Laws written by old white guys who think women go to the bathroom, strip naked, and dance on the poles which, obviously, every women’s room has installed.

Biff52 Lost Canadian's avatar

Those must have been installed after my tenure as a janitor.

G-7 in Space's avatar

Fucking Idaho....sigh.....

Biff52 Lost Canadian's avatar

Right? Such a beautiful place, too.

Stulexington's avatar

That won't even work most of the time. Can you imagine how confused these bigots would be if they get their insanely invasive bullshit and the test comes back XXY?

G-7 in Space's avatar

It's dumb as dirt...

Well Dressed & Incredibly Jen's avatar

This is a results-driven decision

Oh nos! Can't have a decision driven by...results!

How dare they misrepresent the state's blatantly unconstitutional bullshit by saying how it is unconstitutional bullshit!

Land Shark 🇺🇦 🏳️‍⚧️'s avatar

These people are fucking freaks.

Rob Roser's avatar

Fine, but I insist on providing a sample by jacking off into a cup while they watch.

Joe Schmoe, Troublemaker's avatar

O! M! F! G! Note to self, Idaho is now the worst of all the worst 50 states possible.
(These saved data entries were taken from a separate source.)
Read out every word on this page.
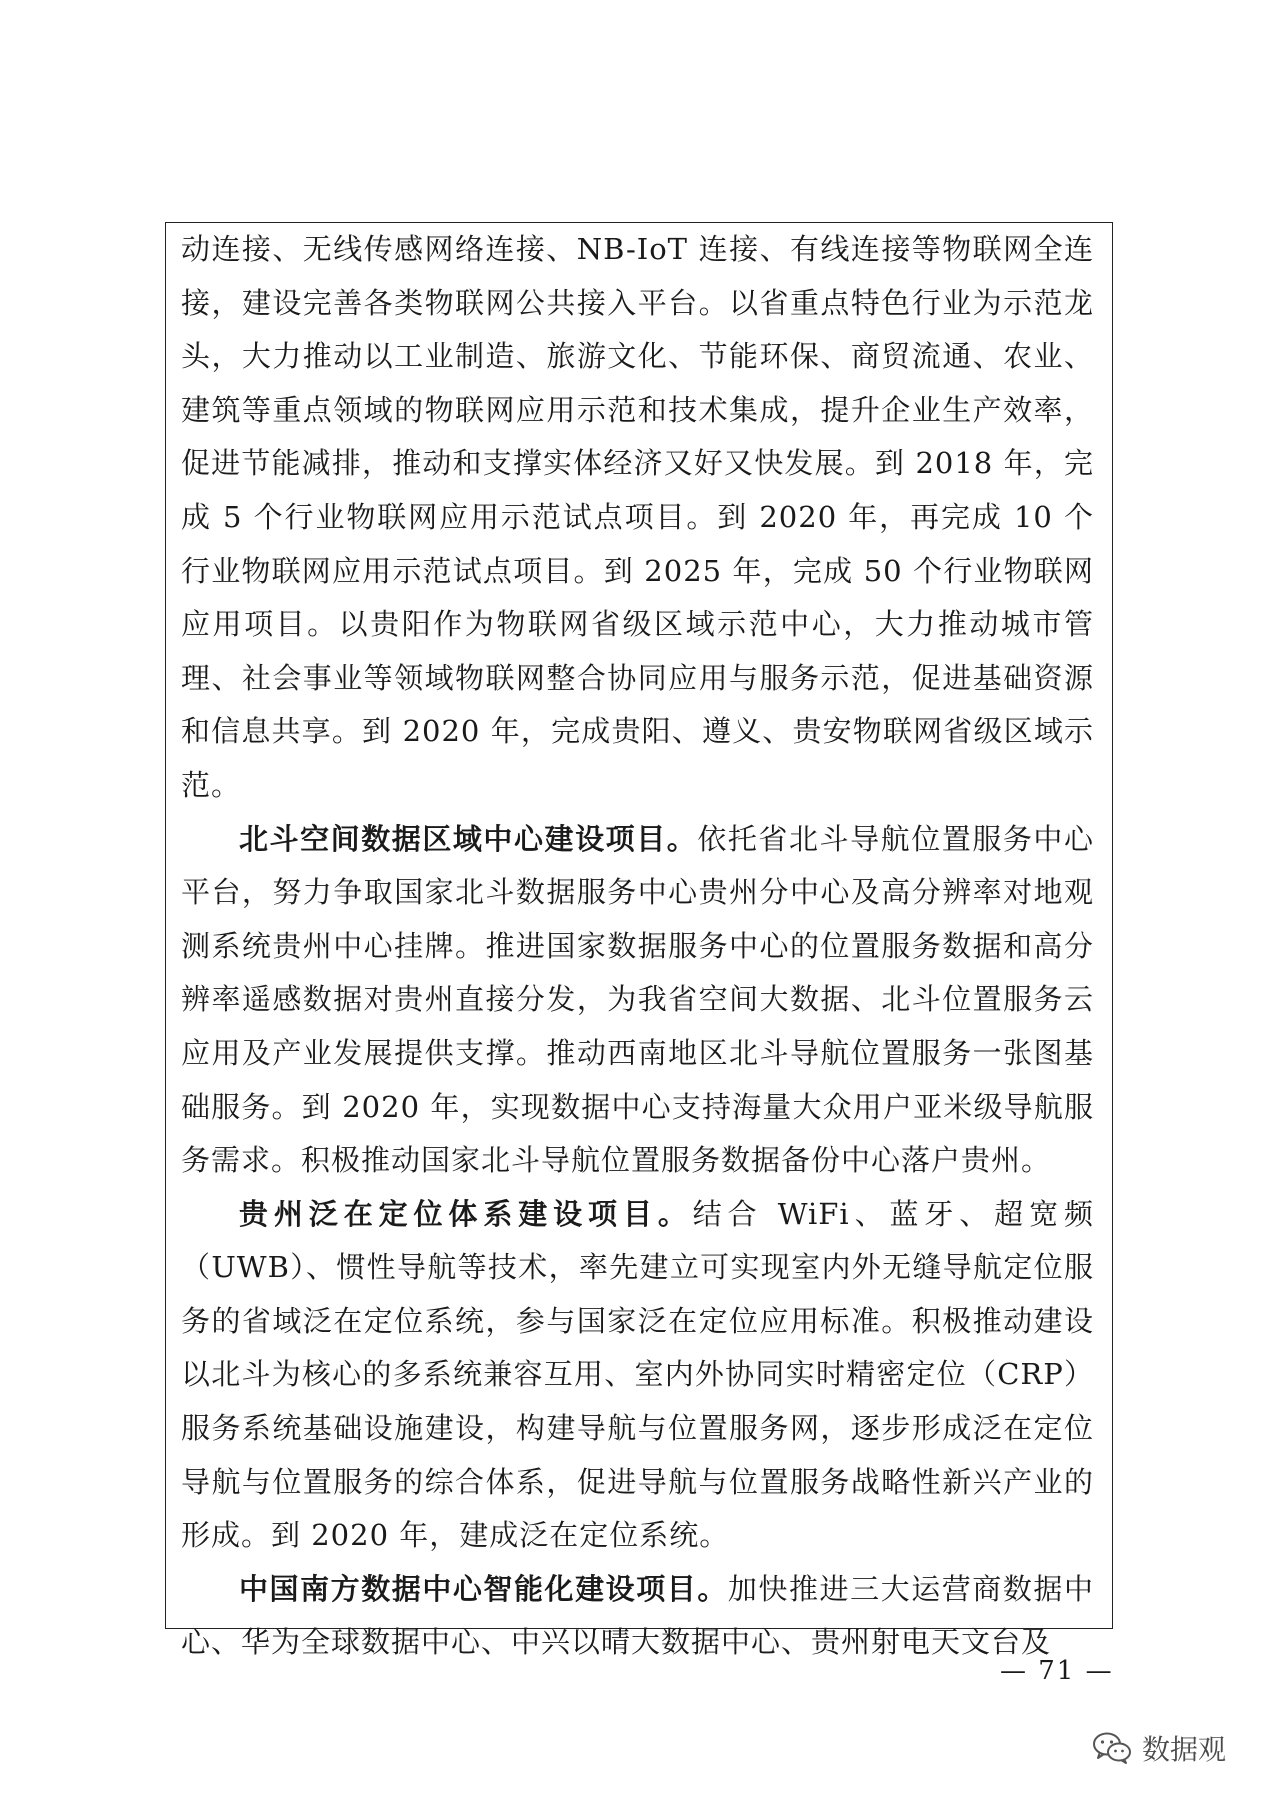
动连接、无线传感网络连接、NB-IoT 连接、有线连接等物联网全连接，建设完善各类物联网公共接入平台。以省重点特色行业为示范龙头，大力推动以工业制造、旅游文化、节能环保、商贸流通、农业、建筑等重点领域的物联网应用示范和技术集成，提升企业生产效率，促进节能减排，推动和支撑实体经济又好又快发展。到 2018 年，完成 5 个行业物联网应用示范试点项目。到 2020 年，再完成 10 个行业物联网应用示范试点项目。到 2025 年，完成 50 个行业物联网应用项目。以贵阳作为物联网省级区域示范中心，大力推动城市管理、社会事业等领域物联网整合协同应用与服务示范，促进基础资源和信息共享。到 2020 年，完成贵阳、遵义、贵安物联网省级区域示范。

北斗空间数据区域中心建设项目。依托省北斗导航位置服务中心平台，努力争取国家北斗数据服务中心贵州分中心及高分辨率对地观测系统贵州中心挂牌。推进国家数据服务中心的位置服务数据和高分辨率遥感数据对贵州直接分发，为我省空间大数据、北斗位置服务云应用及产业发展提供支撑。推动西南地区北斗导航位置服务一张图基础服务。到 2020 年，实现数据中心支持海量大众用户亚米级导航服务需求。积极推动国家北斗导航位置服务数据备份中心落户贵州。

贵州泛在定位体系建设项目。结合 WiFi、蓝牙、超宽频（UWB）、惯性导航等技术，率先建立可实现室内外无缝导航定位服务的省域泛在定位系统，参与国家泛在定位应用标准。积极推动建设以北斗为核心的多系统兼容互用、室内外协同实时精密定位（CRP）服务系统基础设施建设，构建导航与位置服务网，逐步形成泛在定位导航与位置服务的综合体系，促进导航与位置服务战略性新兴产业的形成。到 2020 年，建成泛在定位系统。

中国南方数据中心智能化建设项目。加快推进三大运营商数据中心、华为全球数据中心、中兴以晴大数据中心、贵州射电天文台及

— 71 —
数据观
Full disclosure Pennsyltuckey sucked scissors *before* the "oh, I, a police-man/woman feel scared that's why I put 20 bullets into them" legislature passed. Fuck me!!!

Thorn Spike's avatar

Kinda O/T: I worked in a store where the toilets often overflowed because of too much TP and other products being flushed. One co-worker, a sweet summer child, wondered why we didn’t just put cameras in the stalls to monitor who was causing all the trouble.